Le visible, mais pas seulement le visible. Le palpable, la matière, le dedans. L’organique. Dans un film de Cronenberg, Faux Semblants, Jeremy Irons joue deux gynécologues jumeaux qui partagent une passion pour tout ce que contient le corps et s’émeuvent moins des seins d’une femme que des tissus humides et nacrés de son foie ou de sa rate. « Inner Beauty », c’est ça qu’ils aiment, la beauté intérieure. Ce que fait Emmelene Landon est beaucoup moins morbide et beaucoup plus contemplatif, mais c’est un peu pareil, surtout depuis son séjour dans le laboratoire de recherche et ses échanges avec les scientifiques. Il est d’ailleurs étonnant qu’il n’y ait aucune morbidité chez quelqu’un qui peut peindre à partir de cellules cancéreuses, mais une sorte de quiétude vibrante. Mon témoignage vaut ce qu’il vaut, je ne suis pas un grand connaisseur en peinture, mais je le livre quand même : je possède un tableau d’Emmie Landon, c’est même le seul tableau que j’ai acheté de ma vie, et j’en éprouve depuis des années l’effet, comment dire ? bienfaisant. C’est une grande toile lumineuse, à la fois abstraite et chinoise, qui me fait penser à un hexagramme du Yi-King, et qui, comme les hexagrammes du Yi-Kong (même, curieusement, ceux qui semblent a priori défavorables), agit comme un foyer d’énergie. Il émane de ces deux mètres carrés ocre et vert une radiation à la fois apaisante et stimulante qui m’est devenue nécessaire et que je retrouve, plus ou moins forte mais toujours présente, dans tout ce qu’elle fait. Essayez. Plantez-vous devant un de ses tableaux. Et, à votre tour, attendez.

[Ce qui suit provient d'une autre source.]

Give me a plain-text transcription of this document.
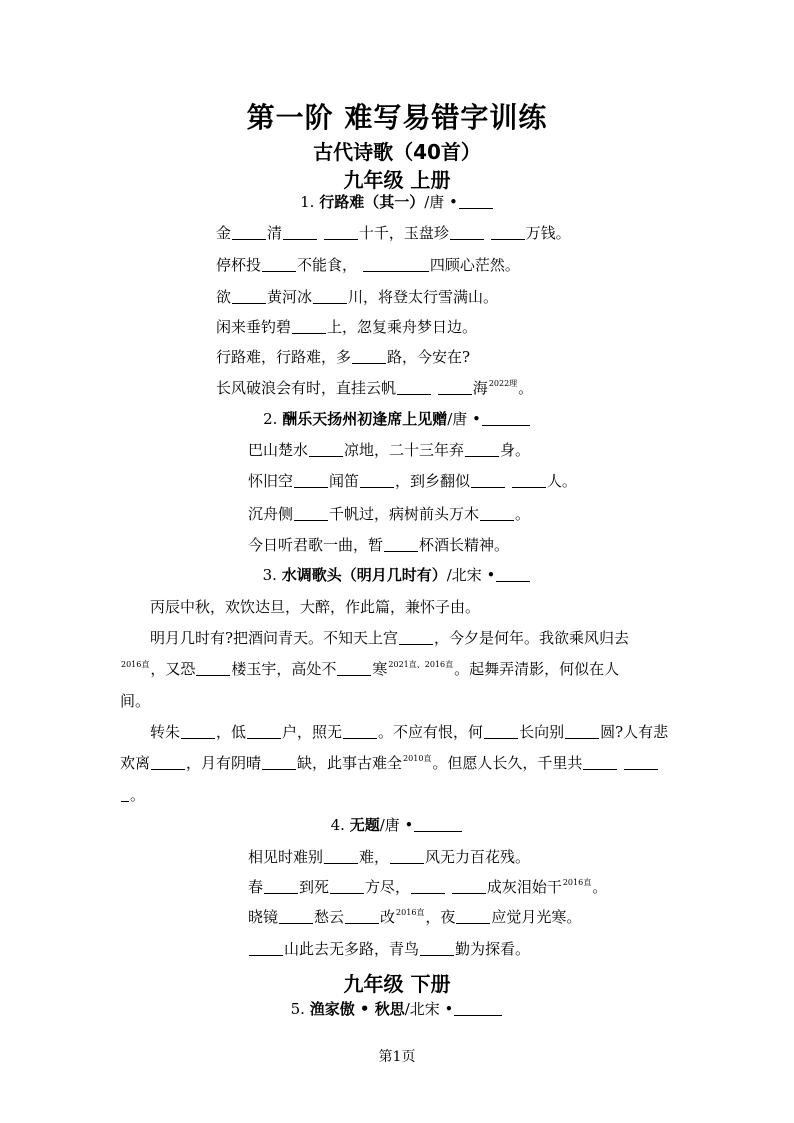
第一阶 难写易错字训练
古代诗歌（40首）
九年级 上册
1. 行路难（其一）/唐 •
金 清	十千，玉盘珍	万钱。
停杯投 不能食，	四顾心茫然。
欲 黄河冰 川，将登太行雪满山。
闲来垂钓碧 上，忽复乘舟梦日边。
行路难，行路难，多 路，今安在?
长风破浪会有时，直挂云帆	海$^{2022理}$。
2. 酬乐天扬州初逢席上见赠/唐 •
巴山楚水 凉地，二十三年弃 身。
怀旧空 闻笛 ，到乡翻似	人。
沉舟侧 千帆过，病树前头万木 。
今日听君歌一曲，暂 杯酒长精神。
3. 水调歌头（明月几时有）/北宋 •
丙辰中秋，欢饮达旦，大醉，作此篇，兼怀子由。
明月几时有?把酒问青天。不知天上宫 ，今夕是何年。我欲乘风归去
$^{2016直}$，又恐 楼玉宇，高处不 寒$^{2021直、2016直}$。起舞弄清影，何似在人
间。
转朱 ，低 户，照无 。不应有恨，何 长向别 圆?人有悲
欢离 ，月有阴晴 缺，此事古难全$^{2010直}$。但愿人长久，千里共
。
4. 无题/唐 •
相见时难别 难， 风无力百花残。
春 到死 方尽，	成灰泪始干$^{2016直}$。
晓镜 愁云 改$^{2016直}$，夜 应觉月光寒。
山此去无多路，青鸟 勤为探看。
九年级 下册
5. 渔家傲 • 秋思/北宋 •
第1页
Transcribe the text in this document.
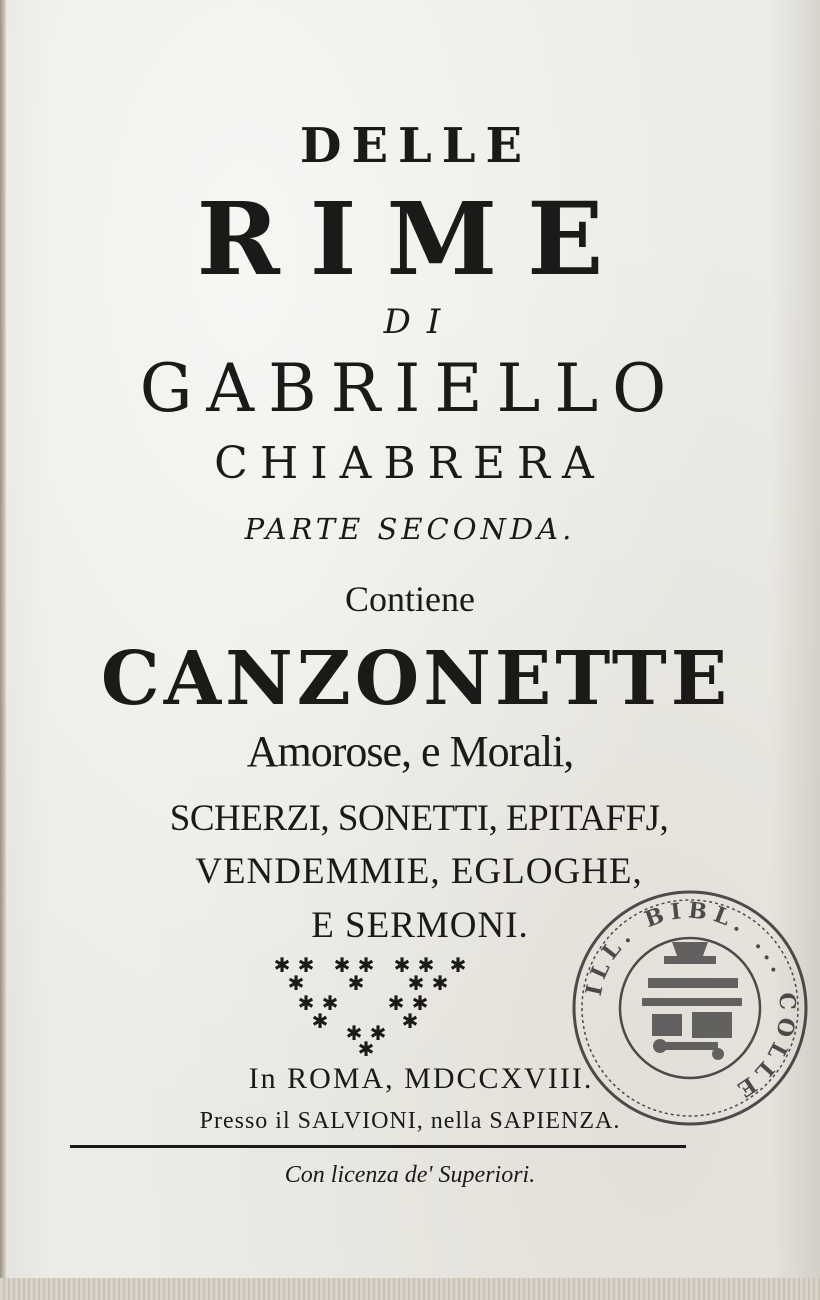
DELLE
RIME
DI
GABRIELLO
CHIABRERA
PARTE SECONDA.
Contiene
CANZONETTE
Amorose, e Morali,
SCHERZI, SONETTI, EPITAFFJ,
VENDEMMIE, EGLOGHE,
E SERMONI.
✱ ✱ ✱ ✱ ✱ ✱ ✱
✱ ✱ ✱ ✱
✱ ✱ ✱ ✱
✱	✱
✱ ✱
✱
In ROMA, MDCCXVIII.
Presso il SALVIONI, nella SAPIENZA.
Con licenza de' Superiori.
ILL. BIBL. ... COLLE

2. J’ai écrit ce qui précède il y a deux ans. Depuis Emmie Landon a fait le grand voyage dont elle avait le projet. Au temps où c’était seulement un projet, il s’agissait d’aller en Australie à bord d’un cargo, finalement ç’a été le tour du monde à bord d’un porte-conteneurs.

Cela représente deux fois plus de distance, deux fois plus de temps, et un porte-conteneurs est un navire deux fois plus gros que n’importe quel cargo. Je ne sais pas si elle a fait deux fois plus de choses qu’elle n’en prévoyait, mais il est certain qu’elle en a fait beaucoup : elle a peint une quantité de tableaux et d’aquarelles, qui représentent notamment les divers océans traversés ; elle a pris des photos et filmé avec une caméra vidéo ce qui se passait à bord, sur la mer et dans le ciel ; elle a enregistré avec un Nagra les sons qui l’environnaient et les mots qui lui passaient par la tête ; elle a tenu un journal qui se nomme TdM – nom de code pour  « tour du monde », mais on peut aussi bien entendre, fait-elle observer, « Te deum » ou encore « tedium », qui veut dire « ennui » car, comme c’est une personne qui ne passera jamais à coté d’une expérience intéressante, elle a même trouvé le temps de s’ennuyer. Bref, en trois mois, elle a bien abattu trois ans de travail, et le debriefing est loin d’être encore terminé, ce que vous voyez maintenant n’est à mon avis que le dessus de la ligne de flottaison.

3. Le Manet, si c’était un paquebot, pourrait transporter 3000 personnes. Comme c’est un porte-conteneurs, il n’en transporte que 26, dont 23, croates et philippins, constituent l’équipage. C’est dire qu’un passager y est une figure bizarre, dont on peut légitimement se demander ce qu’il fiche là. J’essaie d’imaginer les réponses qu’a pu faire Emmie Landon à cette question.

« Je peins. » A première vue c’est ça, en effet : une fille qui a installé tout un fouillis de toiles, de tubes et de pinceaux dans la cabine de Suez et que ça ne semble pas déranger de devoir sans arrêt faire attention aux mouvements du navire, faire attention à ne pas en mettre partout, faire attention quand elle a marché dans du bleu de Prusse à nettoyer les traces de pas qui vont jusqu’à la proue. Une fille qui a l’air un peu ailleurs comme ça, mais qui en fait aime bien faire attention. C’est peut-être ça, peindre, en tout cas c’est le début.

« J’observe les progrès de la rouille. » C’était son idée à l’origine : laisser des plaques de métal rouiller sur le pont pendant toute la durée de la traversée, mais elle a vite compris qu’il n’en était pas question, la rouille sur un navire est une maladie grave et qui la propagerait se retrouverait vite débarqué, ou aux fers à fond de cale. En fait de fond de cale, elle se contentait de descendre quelque fois à cinq ou six étages en dessous du niveau de la mer. Elle restait des heures là, seule dans cette cathédrale de conteneurs, à jouer de la flûte. L’acoustique était, paraît-il, impressionnante.

« Je veux voir s’il y a vraiment une différence de niveau entre les océans Atlantique et Pacifique. » Et pas seulement la voir, mais la peindre.

« Je fais des cartes. » En fait, elle n’a jamais fait que ça : des cartes. Pour quelqu’un dont le travail consiste à montrer d’aussi près que possible la surface des choses et des corps, la peau du monde, on peut dire que la mer est le défi ultime : la plus immuable des surfaces et en même temps la plus changeante.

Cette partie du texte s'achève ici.